This year, the Word on the Street festival returns with a new moniker—Word Vancouver—and a hugely varied schedule that runs at venues around town from September 25 to 29. As part of the runup, we asked some of the writers on the bill to tell us about the reading experiences that shaped them. Which book left deep impressions early on? Which one overhauled the way they see and think about the world, and set them on a path to a literary life?
Here’s what Elsie Chapman told us. Chapman made her debut this year with Dualed, a dystopian thriller for young adults. She’ll be reading from it at 12:45 p.m. on September 29, in the fest’s Canada Writes Tent outside the central branch of the Vancouver Public Library.

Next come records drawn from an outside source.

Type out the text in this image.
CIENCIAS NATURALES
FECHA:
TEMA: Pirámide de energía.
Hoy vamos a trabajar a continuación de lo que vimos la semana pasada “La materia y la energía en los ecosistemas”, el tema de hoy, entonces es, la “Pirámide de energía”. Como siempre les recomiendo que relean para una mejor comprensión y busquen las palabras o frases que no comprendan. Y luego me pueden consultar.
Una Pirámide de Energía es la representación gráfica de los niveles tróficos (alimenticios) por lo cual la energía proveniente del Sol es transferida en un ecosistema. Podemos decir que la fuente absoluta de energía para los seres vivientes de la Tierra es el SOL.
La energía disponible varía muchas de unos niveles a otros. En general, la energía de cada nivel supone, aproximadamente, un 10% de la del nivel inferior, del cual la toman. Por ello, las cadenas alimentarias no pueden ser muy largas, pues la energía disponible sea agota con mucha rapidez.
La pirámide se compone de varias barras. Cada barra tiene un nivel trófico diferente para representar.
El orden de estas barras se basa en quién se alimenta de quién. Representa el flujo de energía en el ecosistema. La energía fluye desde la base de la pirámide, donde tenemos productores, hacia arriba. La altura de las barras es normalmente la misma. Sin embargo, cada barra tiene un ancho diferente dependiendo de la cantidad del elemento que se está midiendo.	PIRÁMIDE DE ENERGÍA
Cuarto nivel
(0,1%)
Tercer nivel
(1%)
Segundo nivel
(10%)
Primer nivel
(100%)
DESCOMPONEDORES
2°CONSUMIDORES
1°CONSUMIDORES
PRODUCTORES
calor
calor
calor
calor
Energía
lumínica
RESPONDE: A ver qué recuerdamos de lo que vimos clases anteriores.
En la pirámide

Growing up, there always used to be a lot of paperbacks just lying around the house—crime thrillers, murder mysteries, horror stories. One of those horror stories was Stephen King’s The Shining. I was probably around 10 or so when I read it that first time, and it both terrified and thrilled me. It was one of the first books I can remember reading that thoroughly sucked me into its world and made it seem utterly real; even now, walking alone down the hall of a hotel late at night creeps me out.
I think it’s amazing when an author can leave a mark on a reader like that, and after I finished The Shining, I made sure to read whatever other King books I could get my hands on. A lot of his short stories and novels are still my favourites today.